Lana Condor opens up about struggles with mental health and body dysmorphia
Lana Condor, in a conversation with SELF, spoke about her struggles with mental health and body dysmorphia. She expressed how being in Hollywood has contributed to the issues and how having a support system has been of great help to her.
Condor revealed how being a ballet dancer had a major effect on her body image while growing up. “When you see yourself in a mirror constantly, and you’re, like, wearing nothing, you can really just nitpick yourself to death, which is so unhealthy,” she said. “When I stopped doing ballet and classes, I felt like that was the beginning of where I could start working on the body dysmorphia…[that] was the beginning of, Okay, I definitely need to heal because the way that I thought about myself when I was dancing was not healthy.”

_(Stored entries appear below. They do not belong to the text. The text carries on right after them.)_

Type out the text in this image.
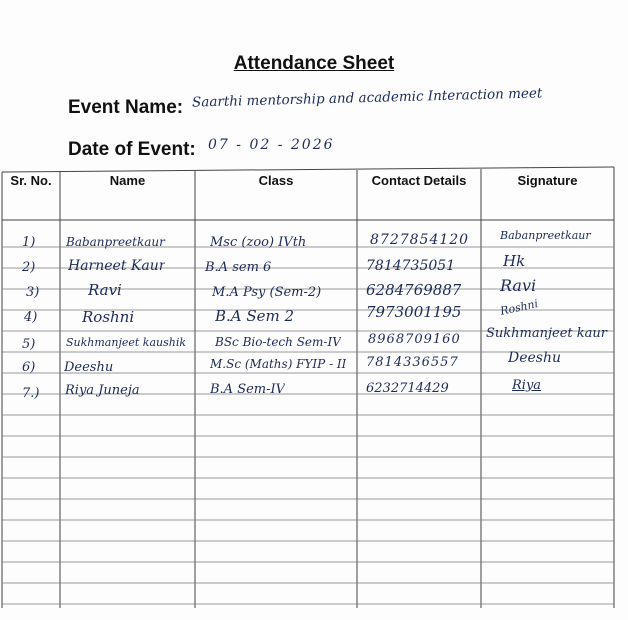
Attendance Sheet
Event Name: Saarthi mentorship and academic Interaction meet
Date of Event: 07 - 02 - 2026
Sr. No.	Name	Class	Contact Details	Signature
1)	Babanpreetkaur	Msc (zoo) IVth	8727854120	Babanpreetkaur
2) Harneet Kaur	B.A sem 6	7814735051	Hk
3)	Ravi	M.A Psy (Sem-2)	6284769887 Ravi
4)	Roshni	B.A Sem 2	7973001195	Roshni
5)	Sukhmanjeet kaushik	BSc Bio-tech Sem-IV 8968709160 Sukhmanjeet kaur
6) Deeshu	M.Sc (Maths) FYIP - II 7814336557	Deeshu
7.) Riya Juneja	B.A Sem-IV	6232714429	Riya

Although she isn’t dancing now, Condor still struggles with body dismorphia.
“I’m not in a place where I can say, ‘Oh, yeah, it’s over.’ I have to work on it every single day.”
“Working out in a healthy way has helped a lot because it makes me feel good,” she said. “It makes me feel stronger. I used to work out constantly. Just go, go, go. And that was so unhealthy for me. So now I’m trying to do things that I just genuinely love and not in an overt, burnout way.”
Condor advises those who are going something similar and says, “You have to treat yourself like your best friend.” she said. “You would never tell your best friend the things that you say to yourself in your darkest times. You would never in a million years. I think that we have to talk to ourselves kindly and gently.”
Condor also revealed that she was struggling with mental health during the release of All The Boys back in 2018.